The function I am dealing with is, essentially, of the form $f(x)=e^{-|x|}-g(x)$, where $g$ is non-negative, it is in $L^p(\mathbb{R})$ for any $p\in [1,\infty]$, is such that $\lim_{|x|\to 0} g(x)=1$ and it is unimodal at $0$ (i.e. it is non-increasing on $\mathbb{R}^+$ and non-decreasing on $\mathbb{R}^-$). Hence $f$ satisfies the assumptions above and also $\lim_{|x|\to 0} f(x)=0$.

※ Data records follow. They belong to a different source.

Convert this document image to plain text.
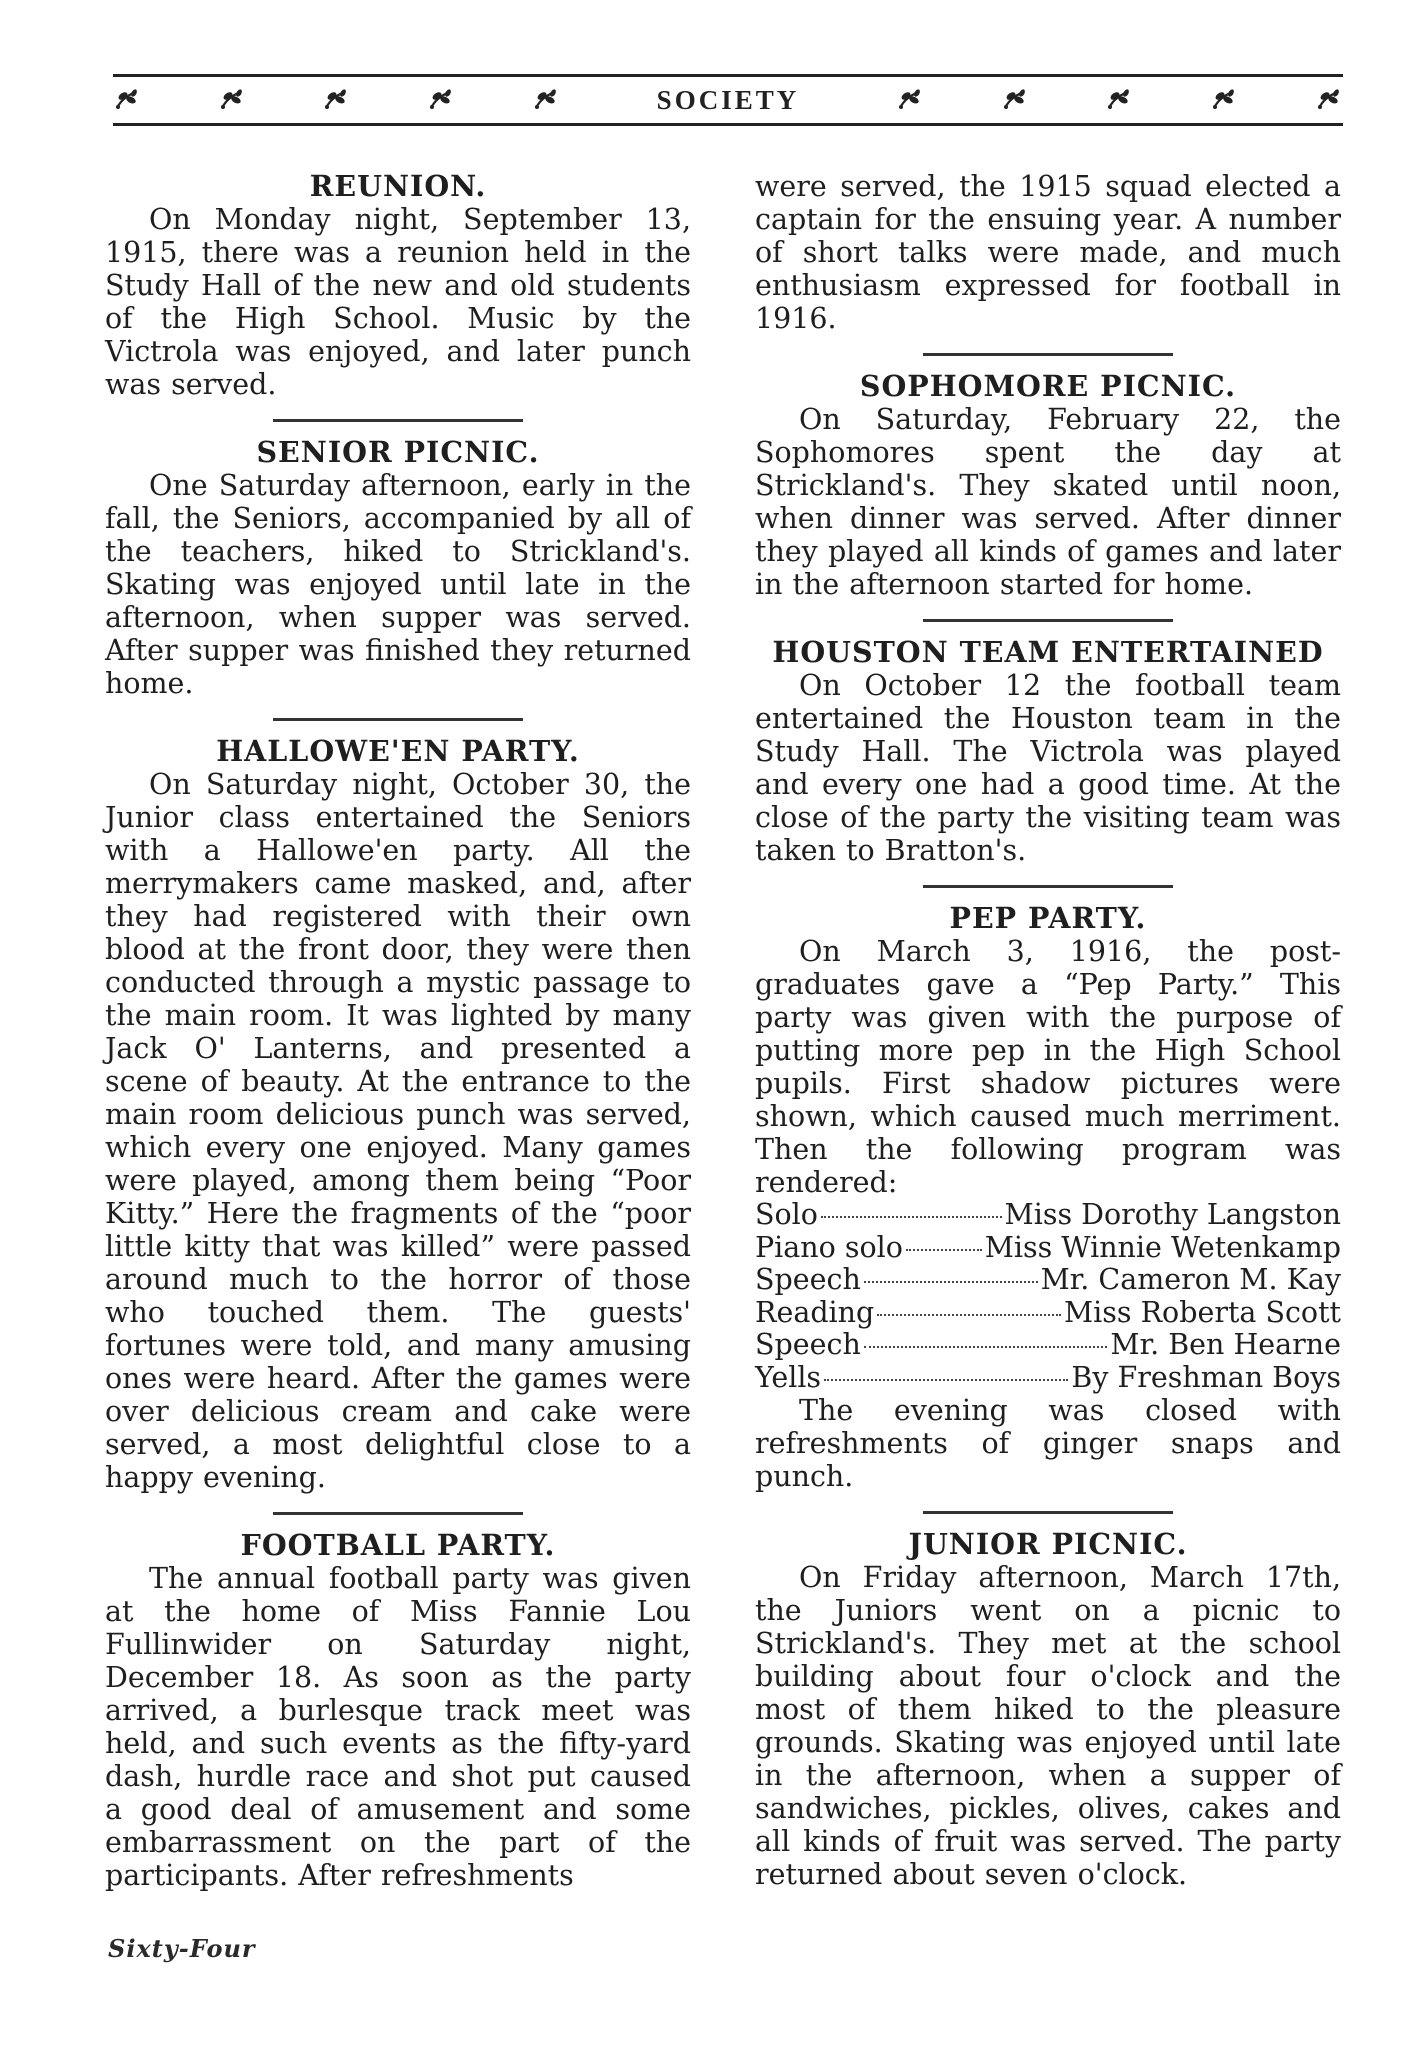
SOCIETY
REUNION.

On Monday night, September 13, 1915, there was a reunion held in the Study Hall of the new and old students of the High School. Music by the Victrola was enjoyed, and later punch was served.

SENIOR PICNIC.

One Saturday afternoon, early in the fall, the Seniors, accompanied by all of the teachers, hiked to Strickland's. Skating was enjoyed until late in the afternoon, when supper was served. After supper was finished they returned home.

HALLOWE'EN PARTY.

On Saturday night, October 30, the Junior class entertained the Seniors with a Hallowe'en party. All the merrymakers came masked, and, after they had registered with their own blood at the front door, they were then conducted through a mystic passage to the main room. It was lighted by many Jack O' Lanterns, and presented a scene of beauty. At the entrance to the main room delicious punch was served, which every one enjoyed. Many games were played, among them being “Poor Kitty.” Here the fragments of the “poor little kitty that was killed” were passed around much to the horror of those who touched them. The guests' fortunes were told, and many amusing ones were heard. After the games were over delicious cream and cake were served, a most delightful close to a happy evening.

FOOTBALL PARTY.

The annual football party was given at the home of Miss Fannie Lou Fullinwider on Saturday night, December 18. As soon as the party arrived, a burlesque track meet was held, and such events as the fifty-yard dash, hurdle race and shot put caused a good deal of amusement and some embarrassment on the part of the participants. After refreshments

were served, the 1915 squad elected a captain for the ensuing year. A number of short talks were made, and much enthusiasm expressed for football in 1916.

SOPHOMORE PICNIC.

On Saturday, February 22, the Sophomores spent the day at Strickland's. They skated until noon, when dinner was served. After dinner they played all kinds of games and later in the afternoon started for home.

HOUSTON TEAM ENTERTAINED

On October 12 the football team entertained the Houston team in the Study Hall. The Victrola was played and every one had a good time. At the close of the party the visiting team was taken to Bratton's.

PEP PARTY.

On March 3, 1916, the post-graduates gave a “Pep Party.” This party was given with the purpose of putting more pep in the High School pupils. First shadow pictures were shown, which caused much merriment. Then the following program was rendered:

Solo	Miss Dorothy Langston
Piano solo	Miss Winnie Wetenkamp
Speech	Mr. Cameron M. Kay
Reading	Miss Roberta Scott
Speech	Mr. Ben Hearne
Yells	By Freshman Boys

The evening was closed with refreshments of ginger snaps and punch.

JUNIOR PICNIC.

On Friday afternoon, March 17th, the Juniors went on a picnic to Strickland's. They met at the school building about four o'clock and the most of them hiked to the pleasure grounds. Skating was enjoyed until late in the afternoon, when a supper of sandwiches, pickles, olives, cakes and all kinds of fruit was served. The party returned about seven o'clock.

Sixty-Four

This last property of $f$ seems to be crucial to obtain the $o(|u|^{-1})$ decay in the Fourier transform because \begin{align} \lim_{|u|\to \infty} |u\mathcal{F}[f](u)|= | \, lim_{|u|\to \infty} \int_{\mathbb{R}}e^{iy}f(y/u)dy \, |= | \, lim_{|x|\to 0} \int_{\mathbb{R}}e^{iy}f(xy)dy \, |. \end{align}
The dominated and the monotone convergence theorems can be used to impose fairly general conditions on $f$ to obtain the aforementioned conclusion, but these conditions are too restrictive if we look at the form of my function $f$. Any thoughts on other conditions on $g$ such that the above display is zero? I suppose asking $g$ to have a $(1+\epsilon)$-weak derivative ($\epsilon>0$ arbitrarily small) would be enough, but doesn't my function $g$ have enough structure to imply the desired decay on the Fourier transform of $f$?
A jump discontinuity contributes a term that is not $o(|u|^{-1})$. Indeed, suppose that $f$ is absolutely continuous except for a jump discontinuity at $x=a$. Then the distributional derivative $f'$ consists of an $L^1$ function plus a multiple of $\delta_a$. The transform of an $L^1$ function is $o(1)$ at infinity, but the transform of $\delta_a$ is $e^{-ia u}$ (up to normalizations). Hence, $|\hat{f'}(u)|$ has a nonzero limit at infinity, which implies that $|u|\,|\hat f(u)|$ has a nonzero limit at infinity.
On the other hand, if your function is absolutely continuous (in addition to being BV), then its Fourier transform is $o(|u|^{-1})$. Indeed, absolute continuity implies that $f$ is an antiderivative of a locally integrable function $g$, and $\int|g|$ is the total variation of $f$ (hence, $g\in L^1$). By the Riemann-Lebesgue lemma, $\widehat g(u)=o(1)$ as $u\to\infty$. Hence, $|\widehat f(u) |=\frac{1}{|u|}|\widehat g(u)| = o(|u|^{-1})$.